Reserve Bank stays on pause at October cash rate meeting
Stalling property prices have seen the Reserve Bank leave the official cash rate on hold once again.
A cooling property market has seen the Reserve Bank again leave the official cash rate untouched at 1.50%. It now seems increasingly unlikely that the RBA will move on the cash rate in 2017.
The result was widely expected. All the experts surveyed in the finder.com.au Reserve Bank Survey predicted that the cash rate would be left on hold in October. Survey participant Michael Yardney of Metropole Property Strategists told finder.com.au the RBA was likely to see few indicators to prompt a rate rise.
“Australia's economy is still operating below its potential with economic growth not strong enough to justify an interest rate increase. The positive improvements of falling unemployment and rises in full-time employment are offset by slow growth in household income,” Yardney said.
The Reserve Bank was also likely encouraged by the cooling property market.

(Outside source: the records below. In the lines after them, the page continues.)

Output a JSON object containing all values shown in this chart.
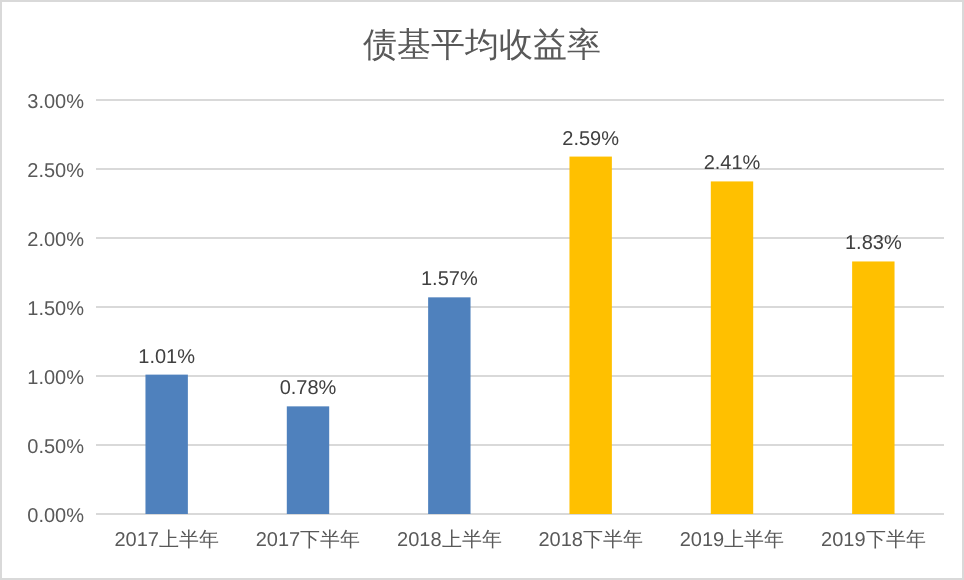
{
  "chart_data": {
    "type": "bar",
    "title": "债基平均收益率",
    "categories": [
      "2017上半年",
      "2017下半年",
      "2018上半年",
      "2018下半年",
      "2019上半年",
      "2019下半年"
    ],
    "values": [
      1.01,
      0.78,
      1.57,
      2.59,
      2.41,
      1.83
    ],
    "colors": [
      "#4f81bd",
      "#4f81bd",
      "#4f81bd",
      "#ffc000",
      "#ffc000",
      "#ffc000"
    ],
    "value_labels": [
      "1.01%",
      "0.78%",
      "1.57%",
      "2.59%",
      "2.41%",
      "1.83%"
    ],
    "ylim": [
      0,
      3
    ],
    "yticks": [
      {
        "value": 0,
        "label": "0.00%"
      },
      {
        "value": 0.5,
        "label": "0.50%"
      },
      {
        "value": 1,
        "label": "1.00%"
      },
      {
        "value": 1.5,
        "label": "1.50%"
      },
      {
        "value": 2,
        "label": "2.00%"
      },
      {
        "value": 2.5,
        "label": "2.50%"
      },
      {
        "value": 3,
        "label": "3.00%"
      }
    ],
    "grid": "y"
  }
}
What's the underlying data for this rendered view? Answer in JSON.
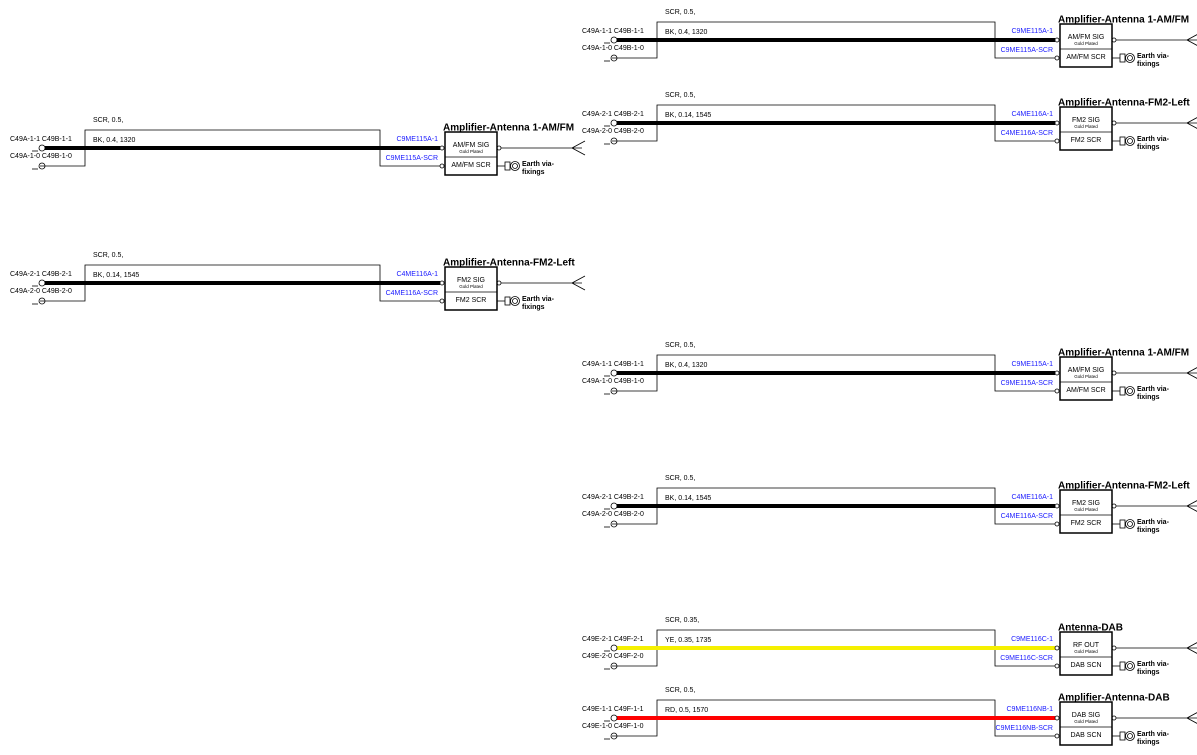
{
  "circuits": [
    {
      "shield": "SCR, 0.5,",
      "wire": "BK, 0.4, 1320",
      "color": "#000000",
      "left_top": "C49A-1-1 C49B-1-1",
      "left_bottom": "C49A-1-0 C49B-1-0",
      "right_top": "C9ME115A-1",
      "right_bottom": "C9ME115A-SCR",
      "title": "Amplifier-Antenna 1-AM/FM",
      "pin_top": "AM/FM SIG",
      "plating": "Gold Plated",
      "pin_bottom": "AM/FM SCR",
      "earth": [
        "Earth via-",
        "fixings"
      ]
    },
    {
      "shield": "SCR, 0.5,",
      "wire": "BK, 0.14, 1545",
      "color": "#000000",
      "left_top": "C49A-2-1 C49B-2-1",
      "left_bottom": "C49A-2-0 C49B-2-0",
      "right_top": "C4ME116A-1",
      "right_bottom": "C4ME116A-SCR",
      "title": "Amplifier-Antenna-FM2-Left",
      "pin_top": "FM2 SIG",
      "plating": "Gold Plated",
      "pin_bottom": "FM2 SCR",
      "earth": [
        "Earth via-",
        "fixings"
      ]
    },
    {
      "shield": "SCR, 0.5,",
      "wire": "BK, 0.4, 1320",
      "color": "#000000",
      "left_top": "C49A-1-1 C49B-1-1",
      "left_bottom": "C49A-1-0 C49B-1-0",
      "right_top": "C9ME115A-1",
      "right_bottom": "C9ME115A-SCR",
      "title": "Amplifier-Antenna 1-AM/FM",
      "pin_top": "AM/FM SIG",
      "plating": "Gold Plated",
      "pin_bottom": "AM/FM SCR",
      "earth": [
        "Earth via-",
        "fixings"
      ]
    },
    {
      "shield": "SCR, 0.5,",
      "wire": "BK, 0.14, 1545",
      "color": "#000000",
      "left_top": "C49A-2-1 C49B-2-1",
      "left_bottom": "C49A-2-0 C49B-2-0",
      "right_top": "C4ME116A-1",
      "right_bottom": "C4ME116A-SCR",
      "title": "Amplifier-Antenna-FM2-Left",
      "pin_top": "FM2 SIG",
      "plating": "Gold Plated",
      "pin_bottom": "FM2 SCR",
      "earth": [
        "Earth via-",
        "fixings"
      ]
    },
    {
      "shield": "SCR, 0.5,",
      "wire": "BK, 0.4, 1320",
      "color": "#000000",
      "left_top": "C49A-1-1 C49B-1-1",
      "left_bottom": "C49A-1-0 C49B-1-0",
      "right_top": "C9ME115A-1",
      "right_bottom": "C9ME115A-SCR",
      "title": "Amplifier-Antenna 1-AM/FM",
      "pin_top": "AM/FM SIG",
      "plating": "Gold Plated",
      "pin_bottom": "AM/FM SCR",
      "earth": [
        "Earth via-",
        "fixings"
      ]
    },
    {
      "shield": "SCR, 0.5,",
      "wire": "BK, 0.14, 1545",
      "color": "#000000",
      "left_top": "C49A-2-1 C49B-2-1",
      "left_bottom": "C49A-2-0 C49B-2-0",
      "right_top": "C4ME116A-1",
      "right_bottom": "C4ME116A-SCR",
      "title": "Amplifier-Antenna-FM2-Left",
      "pin_top": "FM2 SIG",
      "plating": "Gold Plated",
      "pin_bottom": "FM2 SCR",
      "earth": [
        "Earth via-",
        "fixings"
      ]
    },
    {
      "shield": "SCR, 0.35,",
      "wire": "YE, 0.35, 1735",
      "color": "#f5f000",
      "left_top": "C49E-2-1 C49F-2-1",
      "left_bottom": "C49E-2-0 C49F-2-0",
      "right_top": "C9ME116C-1",
      "right_bottom": "C9ME116C-SCR",
      "title": "Antenna-DAB",
      "pin_top": "RF OUT",
      "plating": "Gold Plated",
      "pin_bottom": "DAB SCN",
      "earth": [
        "Earth via-",
        "fixings"
      ]
    },
    {
      "shield": "SCR, 0.5,",
      "wire": "RD, 0.5, 1570",
      "color": "#ff0000",
      "left_top": "C49E-1-1 C49F-1-1",
      "left_bottom": "C49E-1-0 C49F-1-0",
      "right_top": "C9ME116NB-1",
      "right_bottom": "C9ME116NB-SCR",
      "title": "Amplifier-Antenna-DAB",
      "pin_top": "DAB SIG",
      "plating": "Gold Plated",
      "pin_bottom": "DAB SCN",
      "earth": [
        "Earth via-",
        "fixings"
      ]
    }
  ]
}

New CoreLogic figures show price growth slowing, with Sydney’s home values falling over the month of September. REA chief economist Nerida Conisbee told finder.com.au the RBA would likely have taken the property market into account in making its decision.
“The economy is too weak to increase rates and the housing market is too sensitive to cuts to decrease them. It is likely the next move is up but it is unlikely to happen soon,” she said.